According to a study of 200 retailers by research consultancy Aberdeen Group, 71% already use or have plans to use business intelligence. The top benefits? Seventy-two percent says BI and predictive analytics are needed for more rapid response to consumer demand, followed by operational efficiency (noted by 67%), and the need to manage demand across multiple channels (cited by 52%).

The top three business strategies retailers intend BI and predictive analytics to address are improving customer service (48%), improving merchandising (39%) and improving lifetime value of customers and promotions effectiveness (tied at 36%).

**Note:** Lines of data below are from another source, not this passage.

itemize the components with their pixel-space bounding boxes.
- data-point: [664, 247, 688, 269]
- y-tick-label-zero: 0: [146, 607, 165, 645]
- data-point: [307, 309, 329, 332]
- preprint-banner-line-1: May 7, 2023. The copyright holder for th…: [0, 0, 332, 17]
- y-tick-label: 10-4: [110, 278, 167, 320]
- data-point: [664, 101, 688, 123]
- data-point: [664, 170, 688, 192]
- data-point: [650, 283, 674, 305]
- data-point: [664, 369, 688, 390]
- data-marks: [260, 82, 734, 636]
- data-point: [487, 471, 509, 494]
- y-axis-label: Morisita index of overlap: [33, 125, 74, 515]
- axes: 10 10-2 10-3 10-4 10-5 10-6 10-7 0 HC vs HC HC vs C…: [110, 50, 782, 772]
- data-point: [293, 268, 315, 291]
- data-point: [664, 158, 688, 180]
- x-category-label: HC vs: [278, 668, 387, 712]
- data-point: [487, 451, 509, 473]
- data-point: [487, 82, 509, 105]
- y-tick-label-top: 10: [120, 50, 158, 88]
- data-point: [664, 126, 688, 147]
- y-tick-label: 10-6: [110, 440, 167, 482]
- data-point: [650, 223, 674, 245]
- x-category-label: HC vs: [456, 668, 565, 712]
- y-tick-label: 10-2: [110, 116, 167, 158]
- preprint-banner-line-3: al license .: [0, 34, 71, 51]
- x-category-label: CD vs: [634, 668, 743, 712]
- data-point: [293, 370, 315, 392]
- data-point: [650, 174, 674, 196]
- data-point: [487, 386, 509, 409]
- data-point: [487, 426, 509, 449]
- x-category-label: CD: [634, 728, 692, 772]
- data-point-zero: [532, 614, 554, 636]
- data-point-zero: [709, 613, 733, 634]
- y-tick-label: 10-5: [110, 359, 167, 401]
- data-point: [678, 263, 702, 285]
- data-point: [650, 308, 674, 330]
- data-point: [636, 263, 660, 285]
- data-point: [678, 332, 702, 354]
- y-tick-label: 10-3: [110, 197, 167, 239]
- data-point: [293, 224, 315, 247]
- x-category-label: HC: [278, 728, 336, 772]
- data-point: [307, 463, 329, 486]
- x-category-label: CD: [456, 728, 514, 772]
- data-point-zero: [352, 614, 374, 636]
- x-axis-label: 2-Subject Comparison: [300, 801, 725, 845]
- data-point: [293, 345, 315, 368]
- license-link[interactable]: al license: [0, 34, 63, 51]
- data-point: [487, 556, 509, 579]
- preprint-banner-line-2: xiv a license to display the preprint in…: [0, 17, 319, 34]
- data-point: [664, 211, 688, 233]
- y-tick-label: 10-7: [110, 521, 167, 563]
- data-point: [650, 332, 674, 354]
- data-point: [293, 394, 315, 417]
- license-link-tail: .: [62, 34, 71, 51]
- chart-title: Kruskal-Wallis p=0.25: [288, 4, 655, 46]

But turning mountains of data into actionable information is no easy task. Almost half say dirty data was or is a primary obstacle to implementing business intelligence, and 44% have faced challenges dealing with data that was scattered throughout their organisations. Also tough is getting the data itself. Thirty-six percent of respondents say they don't now or didn't used to have enough customer-specific information to generate valid results.

Companies cite several ways they plan to overcome these challenges. Fifty-nine percent are using or have used data cleansing projects to improve data quality. Forty-one percent say executives have to mandate change. And 39% are bringing in outside help or piloting small projects to measure ROI.

Sahir Anand, an analyst with Aberdeen, says smart companies get top-level executive support and make clean data a priority. He believes business intelligence is a crucial tool for transforming the many sources of data into useful information. "Without business intelligence tools, it's going to be a lot of gut-feel decisions in terms of how you plan your merchandising strategy to fulfill customer demand," he says. "And that just doesn't work well."